Brandon is the only son of Bruce Lee and his American wife, Linda Emery. Bruce died of a brain edema when Brandon was 8, and the boy, his mom and sister Shannon, now 16, moved back and forth between Hong Kong and America several times when he was growing up. Brandon learned to speak Chinese and make his way around the crowded and sooty streets of Hong Kong. There, the self-defense he learned from his father and others often came in handy.

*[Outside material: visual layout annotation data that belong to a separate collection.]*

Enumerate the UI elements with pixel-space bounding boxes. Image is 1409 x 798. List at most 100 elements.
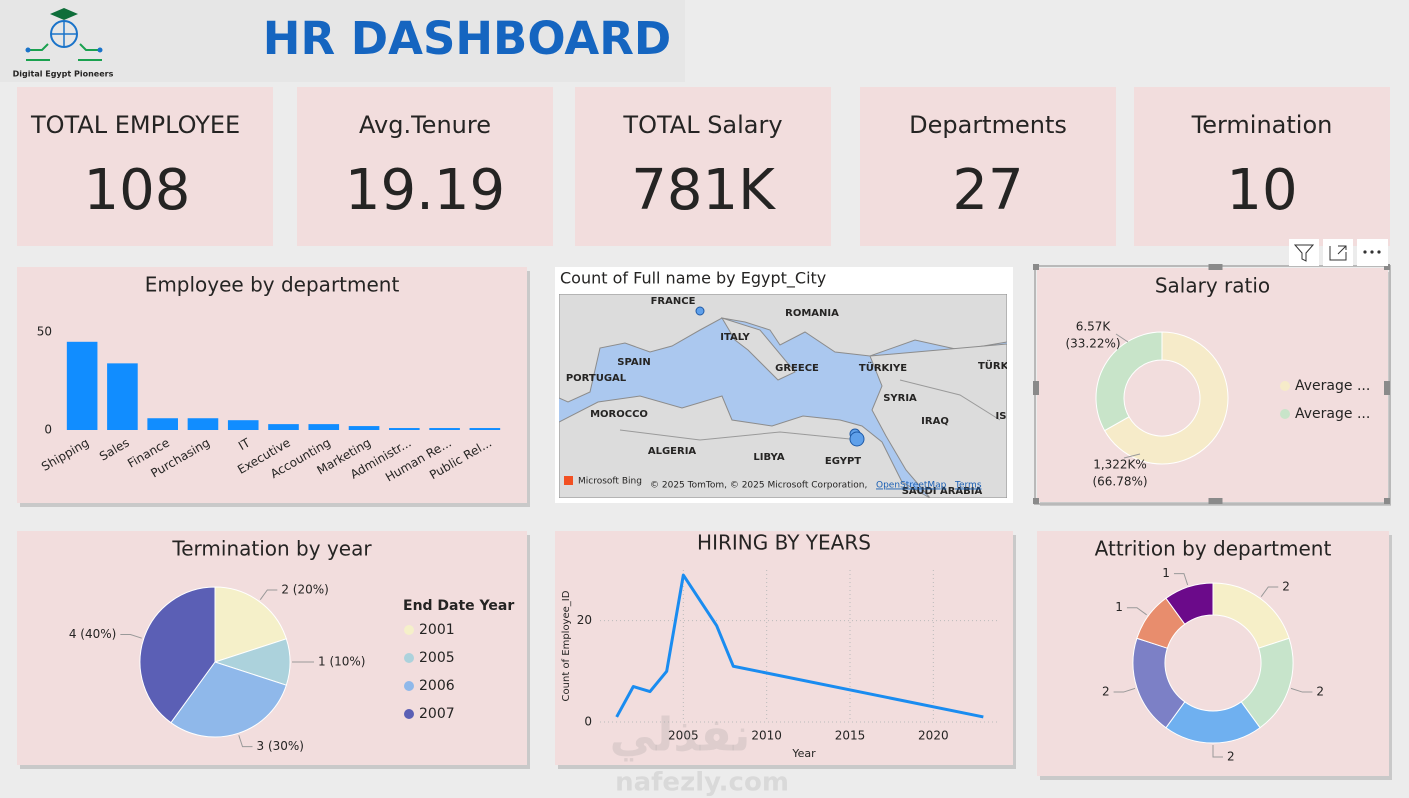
kpi-card xyxy=(1134,87,1390,246)
slice xyxy=(1103,331,1229,465)
map-land xyxy=(559,395,932,498)
map-label: SAUDI ARABIA xyxy=(902,486,983,497)
visual-toolbar xyxy=(1289,239,1388,266)
data-label: 4 (40%) xyxy=(69,627,116,641)
map-provider: Microsoft Bing xyxy=(578,477,642,487)
x-tick-label: 2015 xyxy=(835,729,866,743)
map-label: TÜRKI xyxy=(978,358,1012,372)
legend-marker xyxy=(1280,381,1290,391)
map-label: PORTUGAL xyxy=(566,373,627,384)
map-border xyxy=(619,379,1001,441)
legend-marker xyxy=(404,625,414,635)
kpi-label: TOTAL Salary xyxy=(622,111,782,139)
bar xyxy=(147,418,178,430)
y-axis-title: Count of Employee_ID xyxy=(561,590,572,701)
logo-cap xyxy=(50,8,78,20)
logo-dot xyxy=(97,47,103,53)
line xyxy=(615,573,984,719)
map-label: ITALY xyxy=(720,332,750,343)
map-title: Count of Full name by Egypt_City xyxy=(560,269,826,289)
bar xyxy=(348,426,380,430)
map-panel: Count of Full name by Egypt_City FRANCE I… xyxy=(555,267,1013,503)
map-osm-link[interactable]: OpenStreetMap xyxy=(876,481,947,491)
map-label: ALGERIA xyxy=(648,446,697,457)
slice xyxy=(214,586,287,663)
legend-marker xyxy=(404,653,414,663)
data-label: 2 xyxy=(1102,685,1110,699)
more-dot xyxy=(1377,250,1381,254)
legend-label: Average ... xyxy=(1295,406,1370,422)
map-label: LIBYA xyxy=(753,452,784,463)
dashboard-title: HR DASHBOARD xyxy=(263,12,671,65)
legend-label: 2001 xyxy=(419,622,455,638)
focus-button[interactable] xyxy=(1323,239,1353,266)
kpi-card xyxy=(860,87,1116,246)
kpi-card xyxy=(575,87,831,246)
y-tick-label: 20 xyxy=(577,613,592,627)
map-label: EGYPT xyxy=(825,456,861,467)
bar xyxy=(227,420,259,430)
map-label: SPAIN xyxy=(617,357,650,368)
map-label: TÜRKIYE xyxy=(859,360,907,374)
map-point xyxy=(695,306,705,316)
kpi-label: Avg.Tenure xyxy=(359,111,491,139)
data-label: 2 xyxy=(1316,685,1324,699)
data-label: 1 (10%) xyxy=(318,655,365,669)
amount-label: 6.57K xyxy=(1076,320,1112,334)
map-label: IS xyxy=(996,411,1007,422)
kpi-value: 108 xyxy=(84,158,191,223)
logo-text: Digital Egypt Pioneers xyxy=(13,70,114,79)
bar xyxy=(469,428,501,430)
resize-handle xyxy=(1384,381,1390,395)
kpi-value: 27 xyxy=(952,158,1023,223)
bar xyxy=(389,428,420,430)
map-label: FRANCE xyxy=(651,296,696,307)
map-label: ROMANIA xyxy=(785,308,839,319)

“As a small boy,” remembers Brandon, “I traveled all over the place with Dad, appearing on talk shows and performing all sorts of martial arts feats.” After his father died, the most difficult feat was controlling Brandon, who became a sort of rebel without a pause. He was thrown out of two high schools and dropped out of a third. After spending a year hitchhiking around the U.S., Lee passed a high school equivalency test, which he describes as “an insult to everybody with free intelligence in the universe.” Brandon didn’t like Boston’s Emerson College any better than high school, but he did enjoy putting on a one-man production of Zen and the Art of Motorcycle Maintenance during his year there. A lot of his time was spent commuting to New York for acting classes.
Serious acting is his goal, but for now Brandon sits in his “small, very grungy apartment” in L.A., impatiently awaiting the results of his first break. His conversation veers from the profane to the pretentious. “I believe in the philosophy of nonconformity,” says Brandon, although he is well aware of the typecasting threat his ancestry and skills create. “I don’t want to be known only as Bruce Lee’s son—to take a magic-carpet ride on my father’s achievements. It’s been very hard…but you could blame me too. I could have been a dentist.”